In the annals of unfortunately timed cookbooks, the upcoming "Tailgreat: How to Crush It at Tailgating" (Ten Speed Press; $28) ranks up there.
The book, by the James Beard Award-winning chef John Currence, will debut Aug. 28, just a few weeks after the announcement that most college football games, including the Big Ten and Pac-12 conferences, have been canceled for the season.
"The only way it gets worse is if the SEC [Southeastern Conference] announces they're canceling games the day the book comes out," says Currence, who owns four restaurants in the football-mad college town of Oxford, Mississippi. As the leading chef in the University of Mississippi's hometown, he has become a master at preparing food for the legendary tailgates at the Grove, the 10-acre party space on the Ole Miss campus.
Currence notes that, while a good tailgate upgrades the spectator's experience, the food needs to be interesting. "Tailgating has become sterile, as far as menu selection goes. It's like a repeat loop in an old cartoon: Cold chicken tenders, pimento cheese, seven-layer dip. Repeat." The book offers a total of 125 recipes for high-flavor party food, from grilled wedge salad on a stick to sweet-mustard pulled pork.
He has a particular fondness for fried chicken_though as an ingredient, not a recipe. "I'm unapologetic about the fact that I don't fry a lot of chicken any more, because no one makes it better than Popeye's," he says.
This technique for getting the essence of fried chicken without doing the work shows up in his recipes for such dishes as fried chicken salad with Alabama Firecrackers, the popular Southern snack of saltine crackers tossed with spices and baked. For his "God's Own Buffalo Chicken Dip," Currence admits that he can't source enough Popeye's to keep up with demand for this creamy dip when there's a home game.
But it's his recipe for Spicy Fried Chicken Buttered Popcorn that stands out. There's no actual fried chicken in this recipe for what is essentially a very luscious, buttery, and highly seasoned popcorn, and it should not be confused with the fried nuggets known as popcorn chicken. This popcorn's intense flavor comes from a seasoning mix that Currence makes with a mix of chicken soup base, garlic powder, cayenne, and Accent (or MSG) that clings tightly to the kernels, thanks to all that butter.
What's incredible about this addictive snack, though, is the way it is popped. Currence cooks the kernels in an insane amount of clarified butter instead of oil. This method suffuses the popcorn with an even richness instead of the soggy clump that results from adding melted butter at the end.
It also makes the kernels tender but crisp outside. "This spicy fried chicken version is crazy fun and surprising," says Currence, and I agree. It's well worth trying this technique even as you accept the fact that there's less popcorn ({ cup) than clarified butter ({ cup plus 2 tablespoons) in the ingredient list. If the end product doesn't taste exactly like fried chicken, it is still profoundly chicken-y, along with the salty, peppery, savory accents that go into a good fried bird's crust.

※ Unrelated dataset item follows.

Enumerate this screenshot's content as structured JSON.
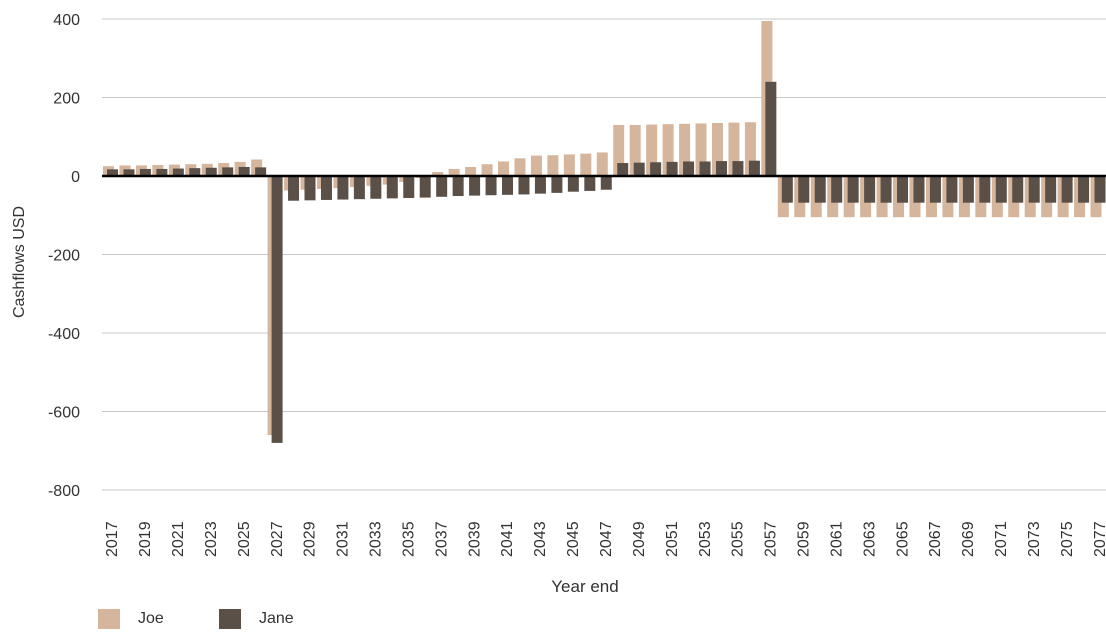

Currence did get one thing right with the timing: Sales of ready-to-eat popcorn and caramel corn reached $1.5 billion, up 5%, for the 52-week period that ended in mid-May, according to Snack Food and Wholesale Bakery. Garrett Smith, president of American Pop Corn Co., estimates that sales of uncooked popcorn have risen more than 70% since mid-March, when Americans started sheltering in place.
And there's still hope you can serve this popcorn at a socially distanced tailgate. The SEC hasn't canceled its season, at least not yet.